A confusão entre o cientificismo e o positivismo era tão comum durante a segunda metade do século XIX, que transbordou até na política. De fato, entre 1880 e 1910 o positivismo gozou de tal prestígio, que os intelectuais argentinos, todos eles progressistas na época, juravam por Comte e Spencer.
Mas estes eram os mesmos heróis do partido “científico”, liderado pelo ditador Porfirio Díaz, que paralisou a sociedade mexicana durante seu longo governo. Não é novidade que, após esse período, tanto os progressistas mexicanos e os conservadores argentinos, substituíram o positivismo, erroneamente nomeado de cientificismo, com o idealismo. No entanto, vamos retornar ao pentágono filosófico.

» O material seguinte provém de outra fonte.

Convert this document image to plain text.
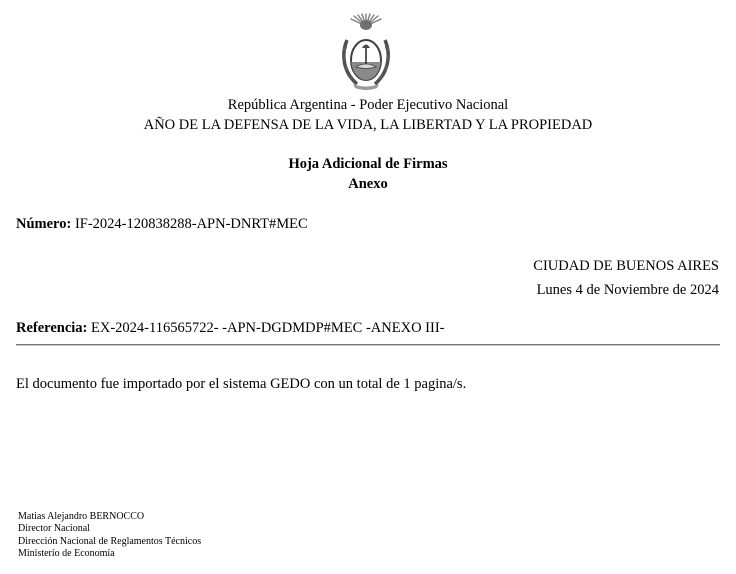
República Argentina - Poder Ejecutivo Nacional
AÑO DE LA DEFENSA DE LA VIDA, LA LIBERTAD Y LA PROPIEDAD
Hoja Adicional de Firmas
Anexo
Número: IF-2024-120838288-APN-DNRT#MEC
CIUDAD DE BUENOS AIRES
Lunes 4 de Noviembre de 2024
Referencia: EX-2024-116565722- -APN-DGDMDP#MEC -ANEXO III-
El documento fue importado por el sistema GEDO con un total de 1 pagina/s.
Matias Alejandro BERNOCCO
Director Nacional
Dirección Nacional de Reglamentos Técnicos
Ministerio de Economía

Para concluir a discussão do cientificismo, note que não é um substituto para a filosofia, mas um programa filosófico. Filosofia é inevitável porque lida com conceitos extremamente gerais que são usados descuidadamente em todos os campos, tais como a realidade, o começar, o conhecer e o bom. No entanto, uma vez que a maioria das filosofias têm tratado de maneira insatisfatória com essas ideias, há uma tendência entre os cientistas e tecnólogos de acreditar que eles podem dispensar a filosofia. A experiência sugere que ao ignorar a filosofia levamos em uso uma filosofia ignorante. O cientificismo não entrega boa filosofia, mas ajuda a evitar má filosofia, bem como usar teorias filosóficas de pensamento que usam o que é conhecido e ajudam a explorar o desconhecido.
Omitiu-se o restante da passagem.